There are a lot of commercial packages out there for managing all these pdfs. Some cost a lot of money and are not very good. Others are free and don’t do quite what you want others still only work on you phone or pad and not your computer. Did I mention very few are available for Linux?

So even if you do find a package you like it is doubtful that it will be available for all your platforms. So if you spend many, many, many days importing your PDF mess into their product and tagging each file with metadata it is almost heartbreaking to have to do it again a week later for another device/platform.

The obvious answer is to store the metadata with each pdf file. In fact Adobe or at least the pdf format has lots of scope for metadata storage. Things like the article authors, title, abstract, keywords, dates are all easily stored within the file.

However for some unknown reason publishers never utiliser this capability to populate these metadata storage tags.

With over 2000 pdf files it would be a massive job to try and do it by hand. One I could not actually face doing. So I sat down one day and wrote a program to do it for me!

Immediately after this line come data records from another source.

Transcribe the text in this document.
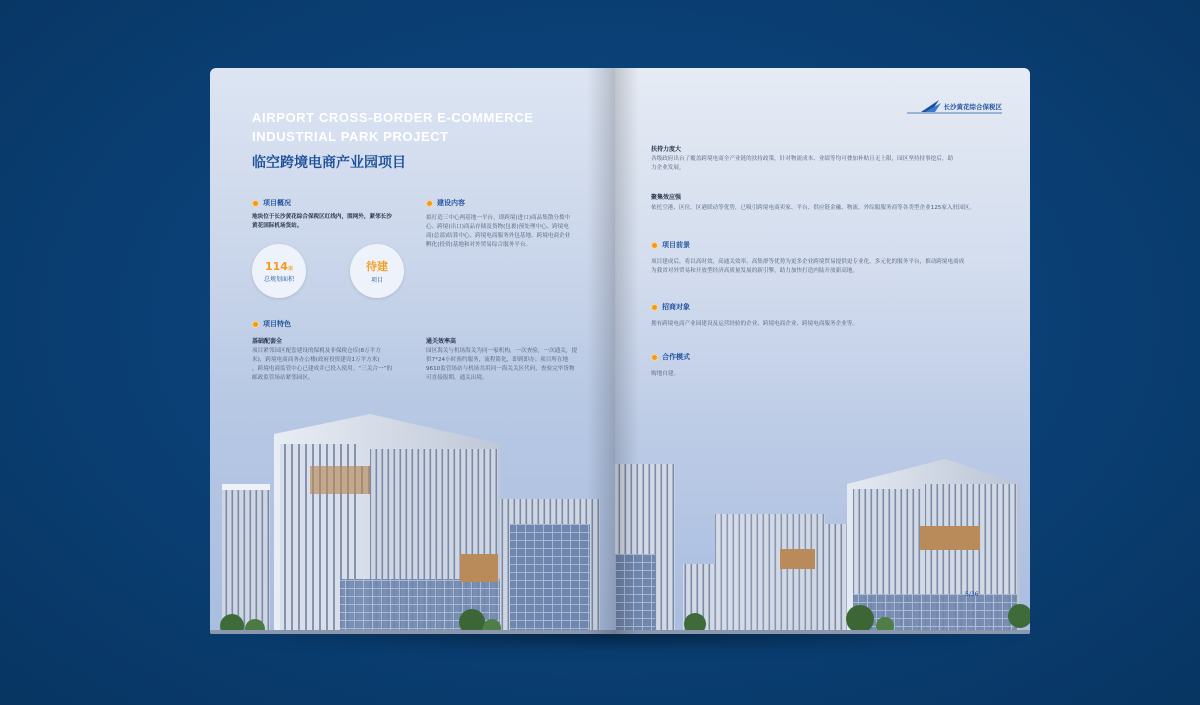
AIRPORT CROSS-BORDER E-COMMERCE
INDUSTRIAL PARK PROJECT
临空跨境电商产业园项目
项目概况
地块位于长沙黄花综合保税区红线内，围网外，紧邻长沙
黄花国际机场货站。
114亩
总规划面积
待建
项目
建设内容
拟打造三中心两基地一平台，即跨境(进口)商品集散分拨中
心、跨境(出口)商品存储及货物(包裹)预处理中心、跨境电
商(总部)结算中心、跨境电商服务外包基地、跨境电商企业
孵化(投资)基地和对外贸易综合服务平台。
项目特色
基础配套全
项目紧邻园区配套建设的保税及非保税仓库(8万平方
米)，跨境电商商务办公楼(政府投资建设1万平方米)
，跨境电商监管中心已建成并已投入使用。“三关合一”的
邮政监管场站紧邻园区。
通关效率高
园区海关与机场海关为同一家机构，一次查验，一次通关，提
供7*24小时预约服务，流程简化，即到即办；项目所在地
9610监管场站与机场共用同一海关关区代码，查验完毕货物
可直接报期，通关出境。
长沙黄花综合保税区
扶持力度大
各级政府出台了覆盖跨境电商全产业链的扶持政策，针对物流成本、业绩等均可叠加补贴且无上限，园区坚持持事挖后，助
力企业发展。
聚集效应强
依托空港、区位、区港联动等优势，已吸引跨境电商卖家、平台、供应链金融、物流、外综服服务商等各类型企业125家入驻园区。
项目前景
项目建成后，将以高时效、高通关效率、高集群等优势为更多企业跨境贸易提供更专业化、多元化的服务平台，推动跨境电商成
为我省对外贸易和开放型经济高质量发展的新引擎，助力加快打造内陆开放新高地。
招商对象
拥有跨境电商产业园建设及运营经验的企业、跨境电商企业、跨境电商服务企业等。
合作模式
购地自建。
5/36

PDFtidy is the result.

You see all the metadata you probably want for a journal article already exists on the web in resources such as crossref. The problem is linking that metadata with your pdf file and then importing/implanting it into the file itself. This is rather challenging. Again there is a way to do this if you simply know the Digital Object Identifier (DOI) of the journal article itself. This address allows you to link to the article via the web using dx.doi.org or do a lookup using crossref.

PDFTidy simply utilises several routines to try and discover its DOI. Once done it automatically does the crossref lookup, pulls the information down for storage in a xml file and populates the empty tags in the pdf file (or more precisely a duplicate of the pdf file). This metadata is then readable by 99% of the pdf readers out there. If the reader is part of an ebook collection package such as Mantano then the data can also be searched.

PDFTidy is not is a long way from perfect. I am still working on the code base to improve the DOI detection. In some of the earlier journal articles they did not use the DOI as well it didn’t exist in those case I am working on a fallback to title searching using Google and crossref.

Finally if you have an ebook collection it is sometime useful to have a keyword base for that book. A lot of packages will generate this for you such as Zotero if you import the PDF file. So I thought again just like title and author information having the keyword populated tags in the pdf file would be really useful. So I am currently working on implementing a keyword generator to PDFtidy.

At the moment the keyword generator is utilising R and tm to do the analysis to generate a keyword file to be used in a subsequent step. It is somewhat process intensive so watch this space.